Glenrose Xaba has decided to skip the 2025 athletics World Championships.
Image: Supplied
On the face of it, Glenrose Xaba has long graduated from track star to road-running royalty. South Africa’s national record holder in the 10km, half marathon, and marathon distances, Xaba has firmly established herself as one of the country’s most formidable distance runners.
And yet, curiously, the Boxer Athletic Club athlete still clings to aspirations of competing on the track at the highest level. More curiously still, she won’t be representing South Africa at next month’s World Athletics Championships in Tokyo, despite having earned automatic qualification through her spectacular marathon debut at the 2023 Sanlam Cape Town Marathon.
That 2:22:22 finish wasn’t just a course victory — it was a seismic statement. Not only did it shatter Gerda Steyn’s national record, but it also qualified Xaba for the world stage in a discipline she appeared born to conquer.
So why, with the ticket to Tokyo already punched, is South Africa’s marathon queen staying home?
The answer lies in a confusing tangle of coaching strategy and ambition. Xaba’s handlers, it seems, were still intent on her qualifying for the World Championships through the 5,000m or 10,000m track events — a goal she failed to achieve. Their belief? That she isn’t quite ready for the demands of the marathon on a world stage.
“My plan was to qualify through the track — 5,000m and 10,000m,” Xaba explained at the post-race press conference after winning the Hollywoodbets Durban 10k in a superb 31:34 — just 22 seconds off her national record. “I am not going to do the World Champs. I am not prepared that much to go for World Champs because it was not in my plan when it comes to the marathon.”
Her reasoning is practical, if frustrating: “You can’t go to the marathon with 30ks. You need to go with a full program. You need to have two 40ks in your body and more 35 to 38 kilometres.”
It’s a fair point. Championship marathons are punishing, and entering one undercooked risks more than just poor performance — it risks long-term confidence and momentum. Still, it begs the question: why, after qualifying via her record-breaking Cape Town performance, did her team push her down the track route?
Xaba has already worn national colours at the World Half Marathon Championships, and at 30 years of age, her marathon debut was a clear signal that she was ready to move fully into the longer distances. This could have been her natural progression — not just in terms of performance, but experience.
Instead, she has stayed in a holding pattern — still chasing a track qualification that has so far eluded her, and declining a marathon berth she rightfully earned.
Of course, the decision isn’t entirely hers. Xaba admitted her management felt the World Championships would be “too big” a stage this early in her marathon career. They have earmarked an international marathon later this year to continue her development.
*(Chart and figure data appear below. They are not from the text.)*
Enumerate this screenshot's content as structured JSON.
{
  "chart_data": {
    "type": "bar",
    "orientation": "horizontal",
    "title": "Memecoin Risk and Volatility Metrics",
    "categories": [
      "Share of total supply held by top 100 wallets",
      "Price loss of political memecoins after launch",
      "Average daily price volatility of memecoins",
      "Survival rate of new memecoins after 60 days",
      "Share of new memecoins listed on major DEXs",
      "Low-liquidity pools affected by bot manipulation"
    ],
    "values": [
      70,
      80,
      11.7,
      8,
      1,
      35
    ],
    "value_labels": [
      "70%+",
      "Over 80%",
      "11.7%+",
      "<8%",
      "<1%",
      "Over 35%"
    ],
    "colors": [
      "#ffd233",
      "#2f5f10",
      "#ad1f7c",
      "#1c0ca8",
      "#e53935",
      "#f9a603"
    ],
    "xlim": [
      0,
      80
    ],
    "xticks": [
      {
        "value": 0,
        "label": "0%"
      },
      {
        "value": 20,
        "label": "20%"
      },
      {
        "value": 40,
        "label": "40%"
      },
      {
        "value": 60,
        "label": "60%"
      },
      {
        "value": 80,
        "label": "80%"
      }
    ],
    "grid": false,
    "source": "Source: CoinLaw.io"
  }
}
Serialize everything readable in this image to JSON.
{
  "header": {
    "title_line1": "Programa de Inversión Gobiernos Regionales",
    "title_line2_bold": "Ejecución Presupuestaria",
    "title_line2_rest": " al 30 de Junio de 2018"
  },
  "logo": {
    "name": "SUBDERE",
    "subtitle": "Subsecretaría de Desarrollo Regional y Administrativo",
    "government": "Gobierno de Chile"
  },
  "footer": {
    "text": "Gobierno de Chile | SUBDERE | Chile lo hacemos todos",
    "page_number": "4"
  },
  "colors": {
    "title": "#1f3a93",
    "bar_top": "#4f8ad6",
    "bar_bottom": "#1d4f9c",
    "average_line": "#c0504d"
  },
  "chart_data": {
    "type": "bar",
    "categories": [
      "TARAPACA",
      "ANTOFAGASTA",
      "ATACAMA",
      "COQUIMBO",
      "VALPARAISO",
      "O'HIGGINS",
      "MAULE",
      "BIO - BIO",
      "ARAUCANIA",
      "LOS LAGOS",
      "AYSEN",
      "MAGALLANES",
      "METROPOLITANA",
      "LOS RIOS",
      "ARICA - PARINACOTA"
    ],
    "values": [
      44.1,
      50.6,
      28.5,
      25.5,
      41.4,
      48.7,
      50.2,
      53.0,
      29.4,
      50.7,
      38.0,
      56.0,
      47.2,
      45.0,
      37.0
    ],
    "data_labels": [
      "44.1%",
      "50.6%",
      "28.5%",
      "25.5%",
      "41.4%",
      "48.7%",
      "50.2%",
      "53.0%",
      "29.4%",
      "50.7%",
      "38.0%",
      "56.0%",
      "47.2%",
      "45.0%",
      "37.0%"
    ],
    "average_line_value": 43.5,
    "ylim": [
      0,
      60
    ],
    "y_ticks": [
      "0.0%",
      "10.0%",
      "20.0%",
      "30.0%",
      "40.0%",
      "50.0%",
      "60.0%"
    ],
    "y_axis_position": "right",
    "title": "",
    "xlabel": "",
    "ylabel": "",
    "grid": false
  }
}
That may yet prove a wise long-term move. But with her Cape Town debut proving she belongs in elite company, and with a major championship appearance potentially fast-tracking her acclimatisation to the rigours of world-class marathon running, one can’t help but wonder if this was a moment to seize — not shelve.
Perhaps years from now, Xaba will look back on 2024 as a crossroads. Whether it turns out to be a calculated pause or a missed opportunity remains to be seen. For now, what’s clear is that Glenrose Xaba is ready for the world. The world will just have to wait a little longer.